"Okay," I heard him say to his older brothers, "I know Mama and Daddy said we shouldn't hit girls, but," he continued, "has anyone ever said anything about kicking girls?"
He's 7. He lives outside the box. He moved out years ago. Often, he picks up the box, looks in at the rest of us mind numb sots running circles, gives it a good shake, and listens for us scrambling against the sides, just for thrills.
Child, quit knocking us off our wheels.
On vacation in June, my friend Charlotte and I, and our husbands, sat by the hotel pool. Static electricity from video screens in the adjacent arcade had grabbed our offspring by their hair follicles, pulled them over, and plastered their faces to the monitors. We overheard my seven-year-old speaking trance-like to his comrades, "Go ask your mom. I'll ask my dad. He always says, 'Yes.'"
They sauntered over, each trying not to arrive first, looking very conspiratorial. Using a variety of whine-tones, they begged for quarters.
We had no quarters, but, believe me, we would have surrendered them, along with our IRA's, to keep the little buggers occupied a while longer. I advised the lads to play the games using their imaginations. Remarkably, they trotted off to give it a shot.
Charlotte checked the expiration date on that tactic and determined that it wouldn't provide harmony for long. I pondered why my clever child, who has proven himself much craftier than me on many occasions, fell for it.

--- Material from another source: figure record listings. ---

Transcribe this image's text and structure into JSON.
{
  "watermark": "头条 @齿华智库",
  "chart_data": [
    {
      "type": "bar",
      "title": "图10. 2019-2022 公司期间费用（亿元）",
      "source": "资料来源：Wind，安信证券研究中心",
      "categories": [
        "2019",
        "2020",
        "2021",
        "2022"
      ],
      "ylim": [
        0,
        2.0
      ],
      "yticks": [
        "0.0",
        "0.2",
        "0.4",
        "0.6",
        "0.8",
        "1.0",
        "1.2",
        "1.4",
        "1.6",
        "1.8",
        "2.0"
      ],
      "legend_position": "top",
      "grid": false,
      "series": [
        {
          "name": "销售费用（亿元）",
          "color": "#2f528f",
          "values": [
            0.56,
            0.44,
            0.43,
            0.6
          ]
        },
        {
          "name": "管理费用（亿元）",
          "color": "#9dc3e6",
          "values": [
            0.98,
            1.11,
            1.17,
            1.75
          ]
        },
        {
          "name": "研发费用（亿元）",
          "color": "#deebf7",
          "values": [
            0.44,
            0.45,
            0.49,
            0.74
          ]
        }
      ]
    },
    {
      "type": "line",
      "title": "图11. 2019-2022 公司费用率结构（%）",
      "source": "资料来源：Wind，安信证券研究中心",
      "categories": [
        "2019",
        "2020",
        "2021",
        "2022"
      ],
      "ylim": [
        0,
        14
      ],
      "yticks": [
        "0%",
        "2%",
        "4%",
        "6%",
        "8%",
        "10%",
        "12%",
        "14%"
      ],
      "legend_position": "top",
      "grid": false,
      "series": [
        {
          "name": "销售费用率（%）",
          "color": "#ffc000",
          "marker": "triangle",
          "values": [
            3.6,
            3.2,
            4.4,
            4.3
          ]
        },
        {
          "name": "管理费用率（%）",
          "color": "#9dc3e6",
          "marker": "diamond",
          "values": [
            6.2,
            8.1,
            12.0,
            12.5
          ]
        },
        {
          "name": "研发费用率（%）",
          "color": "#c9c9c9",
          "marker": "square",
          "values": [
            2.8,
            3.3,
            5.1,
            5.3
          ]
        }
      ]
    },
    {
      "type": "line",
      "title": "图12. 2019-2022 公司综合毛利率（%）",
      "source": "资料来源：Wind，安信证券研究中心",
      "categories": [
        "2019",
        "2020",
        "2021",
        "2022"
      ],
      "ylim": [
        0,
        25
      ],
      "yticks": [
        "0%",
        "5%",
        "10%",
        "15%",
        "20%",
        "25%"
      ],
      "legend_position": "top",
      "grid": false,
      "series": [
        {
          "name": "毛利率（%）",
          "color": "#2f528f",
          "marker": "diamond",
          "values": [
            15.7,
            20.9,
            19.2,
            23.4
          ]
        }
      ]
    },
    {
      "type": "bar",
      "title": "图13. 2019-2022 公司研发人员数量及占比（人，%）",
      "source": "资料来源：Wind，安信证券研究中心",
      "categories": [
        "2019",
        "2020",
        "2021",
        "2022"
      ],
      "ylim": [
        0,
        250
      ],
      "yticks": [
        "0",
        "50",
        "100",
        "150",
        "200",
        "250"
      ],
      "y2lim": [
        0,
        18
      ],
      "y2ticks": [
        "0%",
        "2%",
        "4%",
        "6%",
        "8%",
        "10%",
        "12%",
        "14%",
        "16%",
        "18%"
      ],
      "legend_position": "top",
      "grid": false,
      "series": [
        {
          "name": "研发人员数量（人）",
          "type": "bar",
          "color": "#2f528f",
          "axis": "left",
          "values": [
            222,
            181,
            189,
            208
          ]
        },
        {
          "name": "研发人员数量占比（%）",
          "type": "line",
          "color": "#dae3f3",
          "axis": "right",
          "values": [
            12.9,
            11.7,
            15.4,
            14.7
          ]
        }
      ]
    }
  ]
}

Hmmm. Based on past experience I suspect he has our box in his grips.
Three summers ago, as he bobbed and toggled in the ocean with too much confidence, only eyeballs cresting mighty waves, anxiety shot out of my pores like someone released a crimp in the hose.
So I made a rule, one of many on a long, long list, that he could go no deeper than the top of his bathing suit. I threatened dire consequences should he venture too far again.
Yet, within minutes he had waded out until only his head and shoulders glistened above the water. Furious, I called him in. As he emerged, step by step, from the sea, it became evident that he had, in fact, not broken the rule. He sported a wedgie so jacked up he wore the waist of his trunks in his armpits.
Put our box down, son, we're thinking in here.
Just as Charlotte predicted, our offspring soon returned, dissatisfied with the results of their telekinetic labors. "Mama," one of her boys protested, "it keeps doing the same thing over and over, no matter how hard I think about it doing something different."
My ringleader said, "C'mon y'all, I have a plan."
Hold onto to your wheel. I feel a tremor coming on.
A few moments later, a group of snips and snails huddled in front of a machine, brainstorming how to procure quarters.
Our son, ever the problem solver, proposed, "If we had a stick or something, we could pick the lock. Then we could get the quarters out."
As our pride and joy assigned scouts to seek implements, my husband leaned over the surprised plotters, and suggested, "That would be stealing, don't you think?"
"Oh, no sir, daddy. We're not keeping the money. We'll put all the quarters back in the slot when we play the game."
Yep. I don't think he has plans for moving back in the box as long as his father and I continue to spin our wheels and make that frantic scratching sound on the sides.